BRIEF DESCRIPTION OF THE DRAWINGS
[0012] The invention can be more fully understood by reading the
subsequent detailed description and examples with references made
to the accompanying drawings, wherein:
[0013] FIG. 1 illustrates an embodiment of the invention;
[0014] FIG. 2 shows the format of branch instruction of ARM
architecture;
[0015] FIG. 3 is a flowchart, showing an embodiment of the method
of the invention; and
[0016] FIG. 4 is a schematic diagram illustrating exemplary
operations by the described embodiments of the system and
method.
DETAILED DESCRIPTION OF THE INVENTION
[0017] The following description shows some embodiments carrying
out the invention. This description is made for the purpose of
illustrating the general principles of the invention and should not
be taken in a limiting sense. The scope of the invention is best
determined by reference to the appended claims.
[0018] FIG. 1 illustrates the hardware architecture of an
embodiment of system for patching read only memory (ROM) code,
which comprises a patching device 102, a memory device 103 and a
processor 108. The memory device 103 contains a memory controller
(not shown in figure) and at least two storage regions: ROM code
region 104 and patch code region 106. The ROM code region 104
stores multiple functions each may contain 32-bit (4-byte)

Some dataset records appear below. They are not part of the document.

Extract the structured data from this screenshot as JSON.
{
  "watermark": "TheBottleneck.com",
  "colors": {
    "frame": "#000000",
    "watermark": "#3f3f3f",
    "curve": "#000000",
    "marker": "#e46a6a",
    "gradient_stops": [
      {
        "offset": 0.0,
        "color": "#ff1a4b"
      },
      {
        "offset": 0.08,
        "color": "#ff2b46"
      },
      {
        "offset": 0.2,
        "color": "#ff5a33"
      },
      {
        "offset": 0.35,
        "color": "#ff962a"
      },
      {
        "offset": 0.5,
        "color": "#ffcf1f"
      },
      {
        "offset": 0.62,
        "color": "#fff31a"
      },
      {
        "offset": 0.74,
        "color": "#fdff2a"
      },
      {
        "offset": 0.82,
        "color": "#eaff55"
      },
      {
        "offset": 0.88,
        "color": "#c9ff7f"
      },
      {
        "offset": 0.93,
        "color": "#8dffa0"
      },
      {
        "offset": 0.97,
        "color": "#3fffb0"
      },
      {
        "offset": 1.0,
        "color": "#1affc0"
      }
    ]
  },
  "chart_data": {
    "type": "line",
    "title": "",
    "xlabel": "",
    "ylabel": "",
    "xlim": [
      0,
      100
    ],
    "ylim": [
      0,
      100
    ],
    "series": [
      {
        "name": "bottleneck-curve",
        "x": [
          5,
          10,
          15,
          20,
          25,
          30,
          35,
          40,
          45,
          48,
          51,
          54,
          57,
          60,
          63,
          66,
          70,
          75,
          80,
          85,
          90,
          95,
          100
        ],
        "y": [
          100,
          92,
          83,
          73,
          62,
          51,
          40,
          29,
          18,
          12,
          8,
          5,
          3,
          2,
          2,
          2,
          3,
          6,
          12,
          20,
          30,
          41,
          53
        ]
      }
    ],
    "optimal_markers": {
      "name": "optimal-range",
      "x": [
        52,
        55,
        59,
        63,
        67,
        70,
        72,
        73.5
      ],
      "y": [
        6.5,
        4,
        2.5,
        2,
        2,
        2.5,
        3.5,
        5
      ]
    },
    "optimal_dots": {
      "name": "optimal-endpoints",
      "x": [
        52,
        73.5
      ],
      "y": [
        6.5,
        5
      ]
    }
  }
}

instructions arranged in a continuous space. The patch code region
106 stores multiple functions each may contain 32-bit (4-byte)
instructions arranged in a continuous space. The processor 108
accesses each instruction by its memory address. The processor 108
typically contains a program counter, which is a register
indicating where the system is in its instruction sequence. The
program counter holds the address of the next instruction to be
executed. The program counter is automatically incremented, for
example by 4, for each instruction cycle so that instructions are
normally retrieved sequentially from the memory device 103. Certain
instructions, such as branches and subroutine calls and returns,
interrupt the sequence by placing a new value in the program
counter. In this case, a function of the ROM code region 104 may
comprise an error, referred to as a flawed ROM function. To replace
the flawed ROM function, a patch function is provided in the patch
code region 106.
[0019] Referring to FIG. 1, the patching device 102 comprises a
storage unit 110, a comparing unit 112, a branch instruction
generator 114 and a multiplexer 116. The instruction address of the
flawed ROM function and the instruction address of the patch
function 106 are stored in the storage unit 110 as a source address
and a destination address, respectively. The storage unit 110 may
be implemented in registers. There may be more than one flawed ROM
functions in the ROM code region 104 so that multiple patch
functions corresponding to the flawed ROM functions are required.
The storage unit 110 may utilize various data structures to store
the source addresses indicating the flawed ROM functions and the
destination addresses indicating the patch functions, leading to
each source address is mapped to a unique destination address.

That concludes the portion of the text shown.